Una vez el avión estuvo completamente parado en su correspondiente punto de atraque, uno de esos brazos mecánicos tan típicos de los aeropuertos se acercó hasta la puerta delantera del avión para crear una pasarela que comunicara la aeronave de la terminal. Como estaban en la zona business fueron de los primeros en salir. Bajaron su equipaje de mano que apenas consistía en una pequeña mochila de piel que él llevaba al hombro, que desde tiempos inmemoriales le había acompañado en todos sus viajes, y en la que guardaba una cámara de fotos, el correspondiente mapa de la ciudad a la que llegaba, unos cuantos caramelos de frutas y un bloc de notas y un bolígrafo bic azul con los que poder apuntar en cualquier momento cualquier cosa que se le pasara por la mente y creyera él conveniente apuntar. Salieron del avión acompañados del señor mayor que había hecho todo el vuelo sentado con ellos y que había compartido la historia de su vida de manera abierta y sincera.

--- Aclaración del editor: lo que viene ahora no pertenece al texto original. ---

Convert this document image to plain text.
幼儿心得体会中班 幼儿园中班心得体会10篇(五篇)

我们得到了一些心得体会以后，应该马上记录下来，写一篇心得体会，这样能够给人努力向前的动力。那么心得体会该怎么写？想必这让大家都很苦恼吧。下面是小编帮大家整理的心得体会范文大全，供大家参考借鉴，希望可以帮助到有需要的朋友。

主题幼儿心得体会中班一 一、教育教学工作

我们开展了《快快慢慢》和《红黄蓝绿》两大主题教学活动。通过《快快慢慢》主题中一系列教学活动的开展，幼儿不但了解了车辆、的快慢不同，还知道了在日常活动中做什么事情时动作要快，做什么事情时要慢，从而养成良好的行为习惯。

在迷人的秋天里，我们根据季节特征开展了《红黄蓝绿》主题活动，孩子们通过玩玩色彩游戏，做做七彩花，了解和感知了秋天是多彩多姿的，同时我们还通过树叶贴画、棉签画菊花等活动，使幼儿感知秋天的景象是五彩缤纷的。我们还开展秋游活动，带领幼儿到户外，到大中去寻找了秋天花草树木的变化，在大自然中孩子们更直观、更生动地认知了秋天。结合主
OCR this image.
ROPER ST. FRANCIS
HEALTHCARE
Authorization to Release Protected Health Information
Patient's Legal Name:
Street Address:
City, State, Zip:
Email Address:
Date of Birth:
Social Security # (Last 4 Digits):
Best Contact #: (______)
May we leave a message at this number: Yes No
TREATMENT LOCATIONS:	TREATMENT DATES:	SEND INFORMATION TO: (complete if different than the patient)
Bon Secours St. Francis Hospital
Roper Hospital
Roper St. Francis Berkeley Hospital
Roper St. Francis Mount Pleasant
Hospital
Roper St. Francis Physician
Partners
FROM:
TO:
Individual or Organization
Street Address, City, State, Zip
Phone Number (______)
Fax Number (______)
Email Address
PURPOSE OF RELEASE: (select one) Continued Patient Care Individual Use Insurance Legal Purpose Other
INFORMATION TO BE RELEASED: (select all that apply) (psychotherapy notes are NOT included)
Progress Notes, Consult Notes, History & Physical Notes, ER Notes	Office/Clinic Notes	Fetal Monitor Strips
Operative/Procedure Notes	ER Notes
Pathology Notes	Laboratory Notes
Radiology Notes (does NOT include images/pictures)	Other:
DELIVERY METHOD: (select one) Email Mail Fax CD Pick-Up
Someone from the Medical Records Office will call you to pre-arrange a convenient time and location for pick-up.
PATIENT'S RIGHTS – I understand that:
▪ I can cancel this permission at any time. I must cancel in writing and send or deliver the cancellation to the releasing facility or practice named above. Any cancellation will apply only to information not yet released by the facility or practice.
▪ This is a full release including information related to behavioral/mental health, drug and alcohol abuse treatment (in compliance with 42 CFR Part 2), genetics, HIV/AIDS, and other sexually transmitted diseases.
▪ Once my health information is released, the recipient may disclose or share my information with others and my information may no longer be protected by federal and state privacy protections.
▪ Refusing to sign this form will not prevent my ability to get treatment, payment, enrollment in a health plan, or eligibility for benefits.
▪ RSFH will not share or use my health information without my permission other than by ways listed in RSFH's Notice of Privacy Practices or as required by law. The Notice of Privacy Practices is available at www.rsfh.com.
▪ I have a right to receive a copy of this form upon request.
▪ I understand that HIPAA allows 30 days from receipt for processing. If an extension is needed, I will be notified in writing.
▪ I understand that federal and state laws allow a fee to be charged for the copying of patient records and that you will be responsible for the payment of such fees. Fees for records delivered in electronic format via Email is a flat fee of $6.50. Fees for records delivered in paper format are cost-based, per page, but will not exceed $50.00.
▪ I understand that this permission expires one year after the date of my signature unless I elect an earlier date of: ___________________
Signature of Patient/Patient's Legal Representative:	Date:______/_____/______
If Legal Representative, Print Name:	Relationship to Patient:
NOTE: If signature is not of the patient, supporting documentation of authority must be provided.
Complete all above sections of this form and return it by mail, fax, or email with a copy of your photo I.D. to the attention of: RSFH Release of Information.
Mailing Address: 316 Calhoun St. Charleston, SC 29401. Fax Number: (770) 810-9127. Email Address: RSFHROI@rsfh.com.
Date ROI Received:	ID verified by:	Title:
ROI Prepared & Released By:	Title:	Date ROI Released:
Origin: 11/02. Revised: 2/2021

– Ya estamos en Viena, mi casa y su destino de vacaciones, me temo. – Dijo Javier a la vez que atravesaban los pocos metros de pasillo del avión que les separaban de la puerta delantera por la que accederían a la terminal de llegadas del aeropuerto de Viena.
– Sí, por fin. Ya tenía ganas de llegar. Los vuelos siempre me terminan por poner algo nerviosa, no por el hecho de volar en sí, sino por alcanzar mi destino. – Dijo Anna que iba algo adelantada de su acompañante con Javier.
– Si siempre que se comienza un viaje se tiene mucha ilusión por él. Ilusión que a medida que nos acercamos a nuestro destino puede mutar en ansiedad por comenzar realmente el viaje en nuestro destino. – Siguió Javier diciendo.
– La verdad es que tampoco es que vayamos a estar mucho tiempo en Viena. Sólo hasta el día tres que es cuando tenernos los billetes de vuelta, también a primera hora de la mañana. – Se aventuró él a decir desde detrás de Anna y Javier.
– Las mejores estancias en Viena son las cortas, créame. Se disfruta más de la belleza de esta ciudad. Aunque a mí Viena me encanta, llevo ya muchos años sin disfrutar de ella. Llevo mucho aquí como para que me siga pareciendo tan espectacular como cuando llegué. – Apuntó Javier dejándose caer un poco a su altura para no sonar distante.
– ¿Cuánto tiempo tiene pensado quedarse en Viena esta vez? O mejor dicho, ¿cuándo vuelve a España a visitar a sus hijas? – Preguntó Anna con sincero interés, sin pretender entrometerse demasiado la vida del viejo.
– Eso nunca lo sé señorita. Puede ser unas semanas, un mes, o quizá más tiempo. Mis hijas siempre me están diciendo que me vaya ya definitivamente a España, pero no puedo dejar aquí sola a Hannah. La hice una promesa y pienso cumplirla. – Dijo Javier volviendo a dirigirse a Anna.
– Es muy bonito por su parte mantener ese recuerdo de su mujer y esa gran fidelidad al amor que tuvieron. – Dijo ella cogiéndose del brazo del viejo como si fuera alguien familiar a quien conociera desde hacía mucho tiempo, como si fuera su propio abuelo.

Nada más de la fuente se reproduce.